The effectiveness of the resistance-training program in improving the oral and pharyngeal stages of swallowing is an important and novel finding of our study. In the oral stage of swallowing, tongue strength and function play essential roles in mastication and bolus formation. Further, tongue strength and function are essential to squeeze food against the hard palate, both for movement of the bolus from the anterior to the posterior regions of the tongue and for propulsion into the pharynx. Tongue strength is also important for creating a sufficiently high pressure within the oral cavity, to reduce the oral and pharyngeal transit time, vallecular residues, and risk of aspiration as a result of improved airway protection. Steele et al.12) also suggested that tongue resistance training is an effective method for reducing aspiration and penetration. Thus, increased tongue strength has a positive effect on the swallowing-related quality of life of stroke survivors.

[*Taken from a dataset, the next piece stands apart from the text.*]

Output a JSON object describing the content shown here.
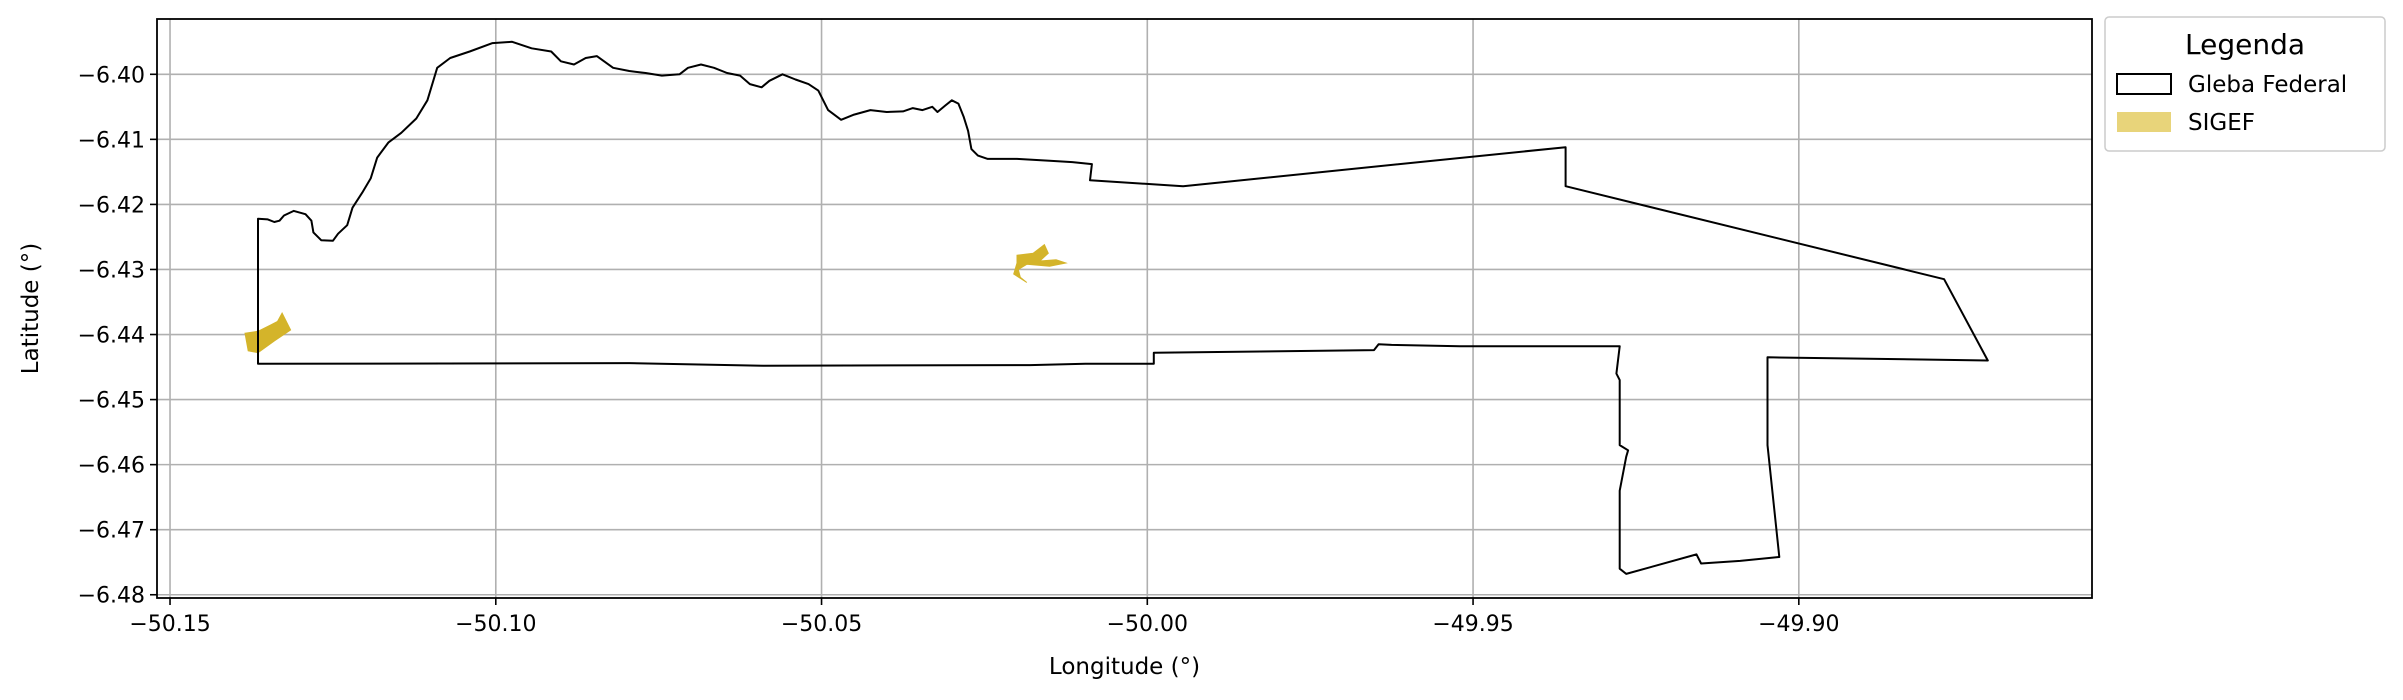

The effectiveness of resistance training for the tongue results from both a central (neural) and peripheral (muscle mass) effect13). In the present study, we confirmed that a structured resistance-training program was effective for producing gains in strength (1 RM) in the tongue. However, we did not specifically evaluate the central effects of resistance training. Robbins et al.4) proposed that improvements in swallowing function with resistance training are the result of both the direct effects of training on strength and the effects of resistance training on the neuroplasticity of the neural circuits for swallowing, including collateral sprouting to areas affected by the stroke.
This study has several limitations. First, the sample size was small; future studies with larger sample sizes are therefore needed to generalize the results. Second, the recruited participants included patients with relatively mild dysphagia who actively cooperated during training. Finally, a follow-up was not performed after the intervention.
In conclusion, our study provides evidence supporting the inclusion of resistance training of the tongue muscle in rehabilitation programs for stroke patients with dysphagia. The administration of this resistance training can improve tongue strength and general swallowing function.